- Location in Jackson County and the state of South Dakota
- Coordinates: 43°49′55″N 101°16′16″W﻿ / ﻿43.83194°N 101.27111°W
- Country: United States
- State: South Dakota
- County: Jackson
- Founded: 1907

Area
- • Total: 0.83 sq mi (2.16 km^{2})
- • Land: 0.76 sq mi (1.97 km^{2})
- • Water: 0.073 sq mi (0.19 km^{2})
- Elevation: 2,336 ft (712 m)

Population (2020)
- • Total: 46
- • Density: 60.5/sq mi (23.37/km^{2})
- Time zone: UTC-7 (Mountain (MST))
- • Summer (DST): UTC-6 (MDT)
- ZIP code: 57521
- Area code: 605
- FIPS code: 46-04620
- GNIS feature ID: 1267282

= Belvidere, South Dakota =

Belvidere is a town in Jackson County, South Dakota, United States. The population was 46 at the 2020 census.

==History==
A post office called Belvidere has been in operation since 1906. Belvidere was laid out in 1907, and named after Belvidere, Illinois, the native home of a share of the first settlers.

==Geography==
According to the United States Census Bureau, the town has a total area of 0.83 sqmi, of which 0.76 sqmi is land and 0.07 sqmi is water.

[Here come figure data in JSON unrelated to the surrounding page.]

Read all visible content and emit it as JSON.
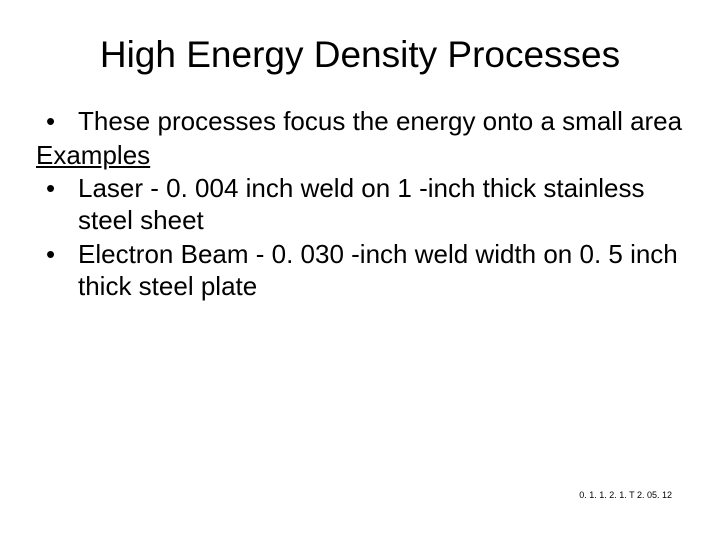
{
  "slide": {
    "title": "High Energy Density Processes",
    "bullets": [
      "These processes focus the energy onto a small area"
    ],
    "examples_label": "Examples",
    "example_bullets": [
      "Laser - 0. 004 inch weld on 1 -inch thick stainless steel sheet",
      "Electron Beam - 0. 030 -inch weld width on 0. 5 inch thick steel plate"
    ],
    "footer_code": "0. 1. 1. 2. 1. T 2. 05. 12",
    "colors": {
      "background": "#ffffff",
      "text": "#000000"
    },
    "typography": {
      "title_fontsize": 37,
      "body_fontsize": 26,
      "footer_fontsize": 9,
      "font_family": "Arial"
    }
  }
}
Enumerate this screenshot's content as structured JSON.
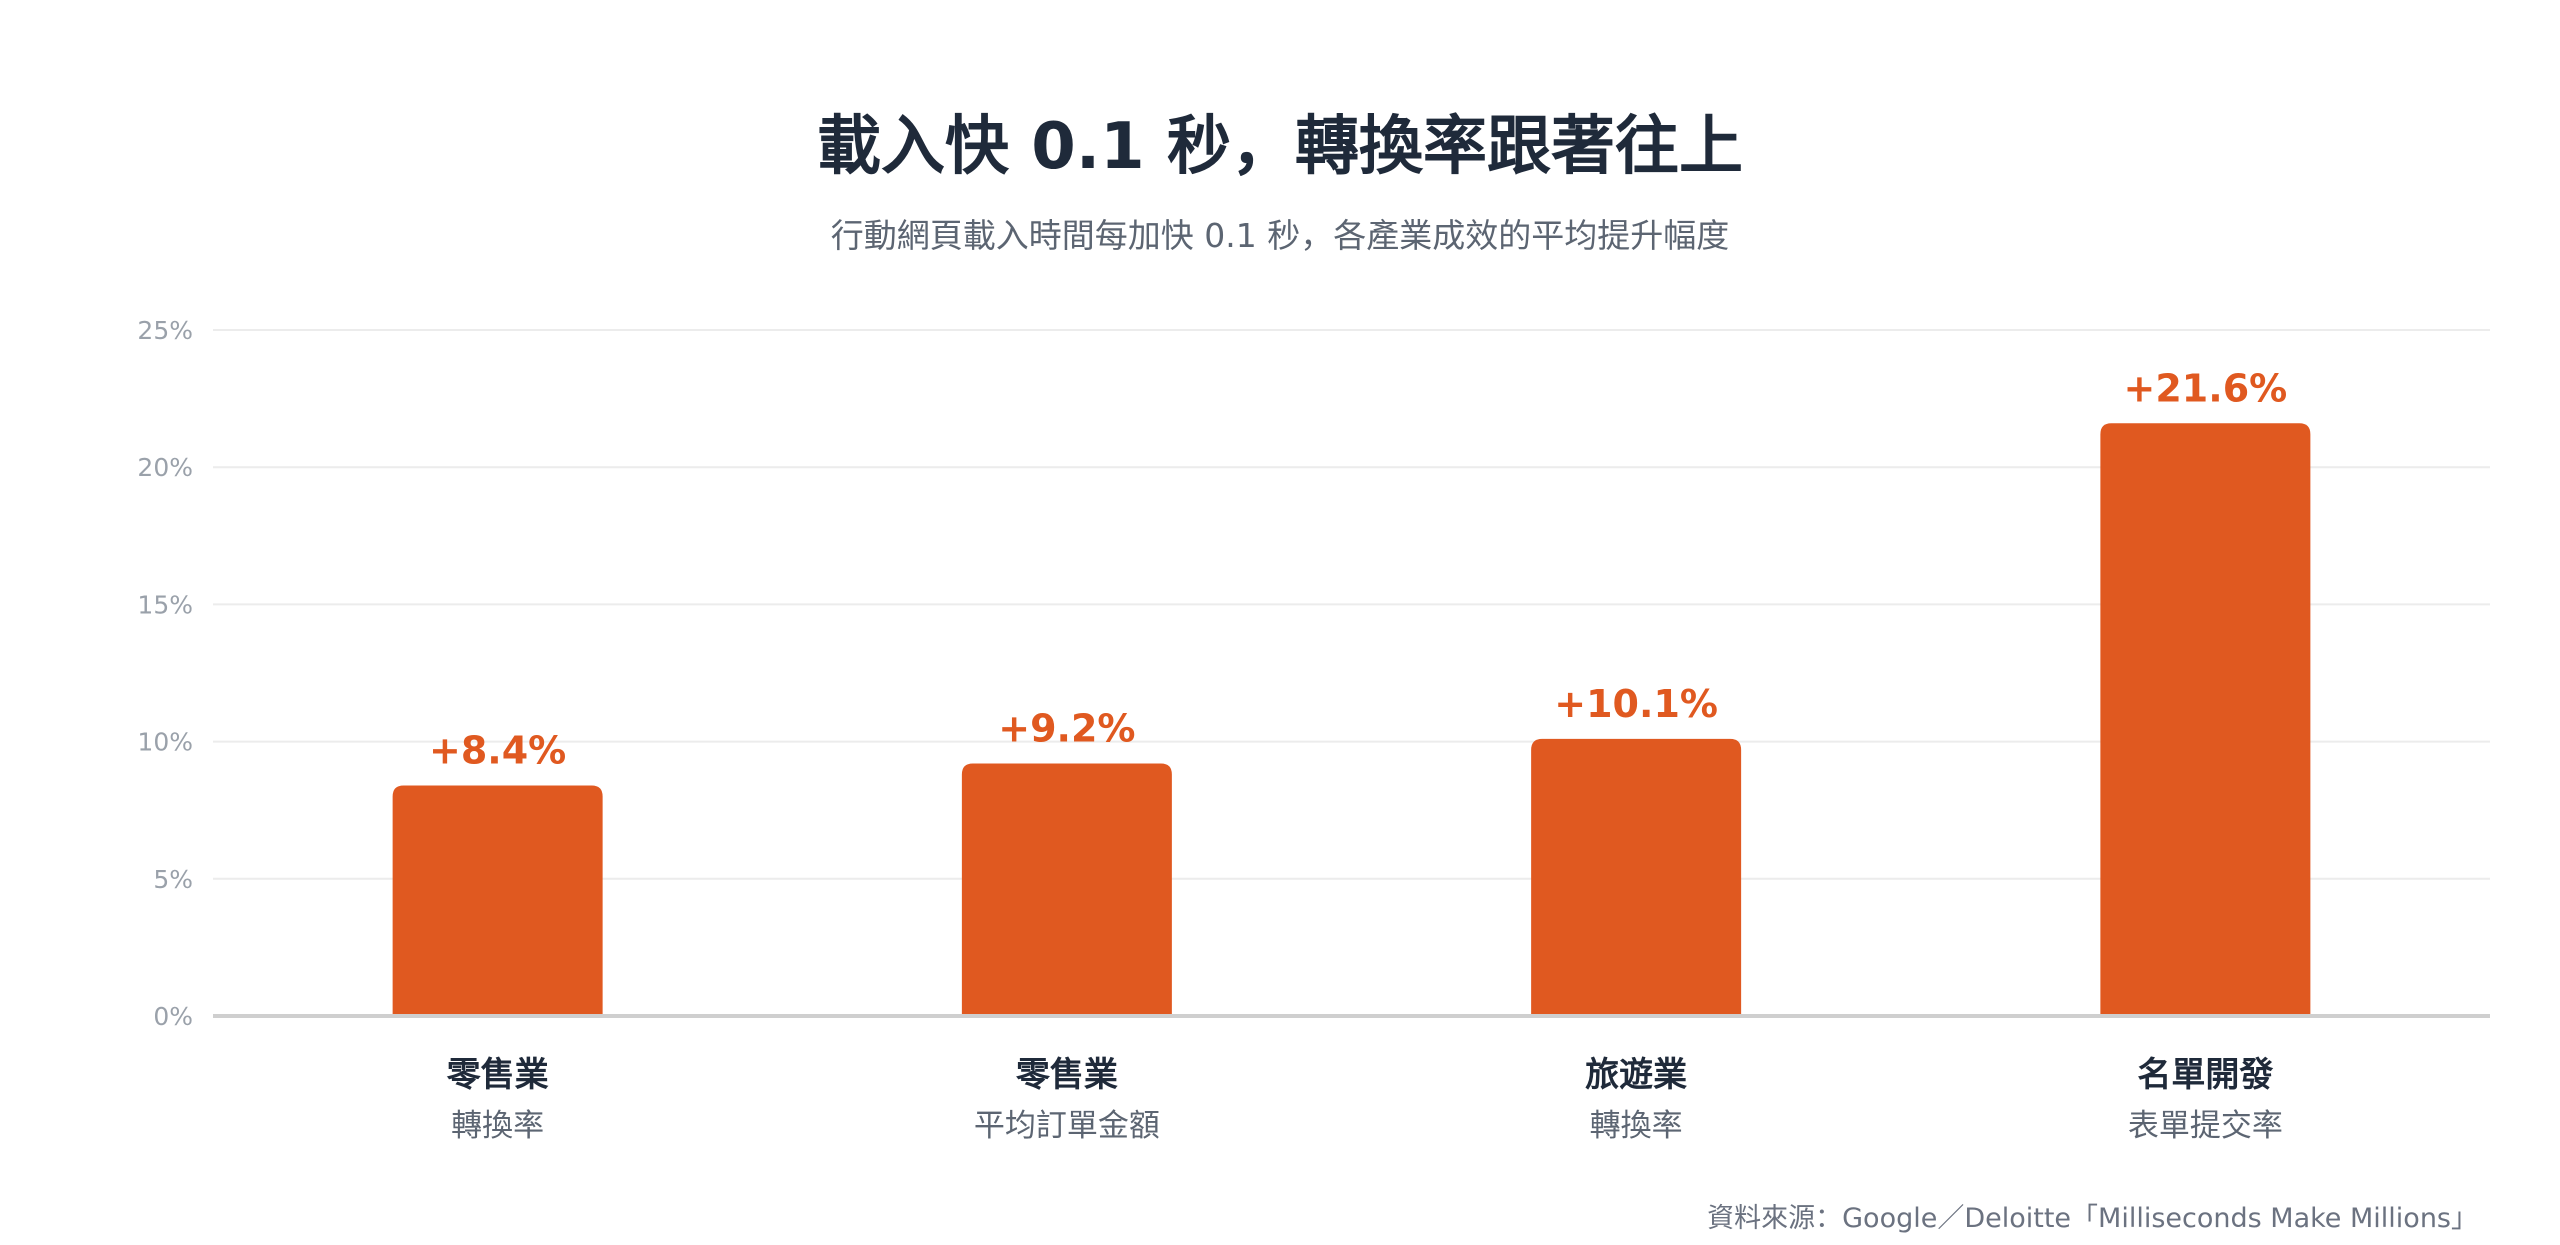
{
  "chart_data": {
    "type": "bar",
    "title": "載入快 0.1 秒，轉換率跟著往上",
    "subtitle": "行動網頁載入時間每加快 0.1 秒，各產業成效的平均提升幅度",
    "categories": [
      "零售業",
      "零售業",
      "旅遊業",
      "名單開發"
    ],
    "sublabels": [
      "轉換率",
      "平均訂單金額",
      "轉換率",
      "表單提交率"
    ],
    "values": [
      8.4,
      9.2,
      10.1,
      21.6
    ],
    "value_labels": [
      "+8.4%",
      "+9.2%",
      "+10.1%",
      "+21.6%"
    ],
    "ylim": [
      0,
      25
    ],
    "yticks": [
      0,
      5,
      10,
      15,
      20,
      25
    ],
    "ytick_labels": [
      "0%",
      "5%",
      "10%",
      "15%",
      "20%",
      "25%"
    ],
    "xlabel": "",
    "ylabel": "",
    "grid": true,
    "legend": "none",
    "bar_color": "#e05920",
    "value_label_color": "#e05920",
    "source": "資料來源：Google／Deloitte「Milliseconds Make Millions」"
  }
}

Belvidere is located in southern South Dakota near Kadoka and east of Rapid City.

==Demographics==

Historical population
| Census | Pop. | Note | %± |
| 1930 | 214 |  | — |
| 1940 | 187 |  | −12.6% |
| 1950 | 172 |  | −8.0% |
| 1960 | 232 |  | 34.9% |
| 1970 | 96 |  | −58.6% |
| 1980 | 80 |  | −16.7% |
| 1990 | 63 |  | −21.2% |
| 2000 | 57 |  | −9.5% |
| 2010 | 49 |  | −14.0% |
| 2020 | 46 |  | −6.1% |
U.S. Decennial Census

===2010 census===
As of the census of 2010, there were 49 people, 23 households, and 12 families residing in the town. The population density was 64.5 PD/sqmi. There were 40 housing units at an average density of 52.6 /sqmi. The racial makeup of the town was 85.7% White and 14.3% Native American. Hispanic or Latino of any race were 2.0% of the population.

There were 23 households, of which 26.1% had children under the age of 18 living with them, 34.8% were married couples living together, 8.7% had a female householder with no husband present, 8.7% had a male householder with no wife present, and 47.8% were non-families. 43.5% of all households were made up of individuals, and 17.4% had someone living alone who was 65 years of age or older. The average household size was 2.13 and the average family size was 3.00.

The median age in the town was 46.5 years. 22.4% of residents were under the age of 18; 6.2% were between the ages of 18 and 24; 18.3% were from 25 to 44; 30.7% were from 45 to 64; and 22.4% were 65 years of age or older. The gender makeup of the town was 51.0% male and 49.0% female.

===2000 census===
As of the census of 2000, there were 57 people, 26 households, and 15 families residing in the town. The population density was 67.4 PD/sqmi. There were 37 housing units at an average density of 43.8 /sqmi. The racial makeup of the town was 82.46% White, and 17.54% Native American, and 0.00% of any other race.

There were 26 households, out of which 26.9% had children under the age of 18 living with them, 42.3% were married couples living together, 15.4% had a female householder with no husband present, and 38.5% were non-families. 38.5% of all households were made up of individuals, and 19.2% had someone living alone who was 65 years of age or older. The average household size was 2.19 and the average family size was 2.94.

In the town, the population was spread out, with 28.1% under the age of 18, 5.3% from 18 to 24, 12.3% from 25 to 44, 33.3% from 45 to 64, and 21.1% who were 65 years of age or older. The median age was 47 years. For every 100 females, there were 83.9 males. For every 100 females age 18 and over, there were 78.3 males.

As of 2000 the median income for a household in the town was $26,250, and the median income for a family was $39,375. Males had a median income of $28,750 versus $13,750 for females. The per capita income for the town was $14,575. 15.9% of the population and 15.8% of families were below the poverty line. 28.6% are under the age of 18. None of those 65 and older were living below the poverty line.

==Notable people==
- Tom Berry, the 14th Governor of South Dakota.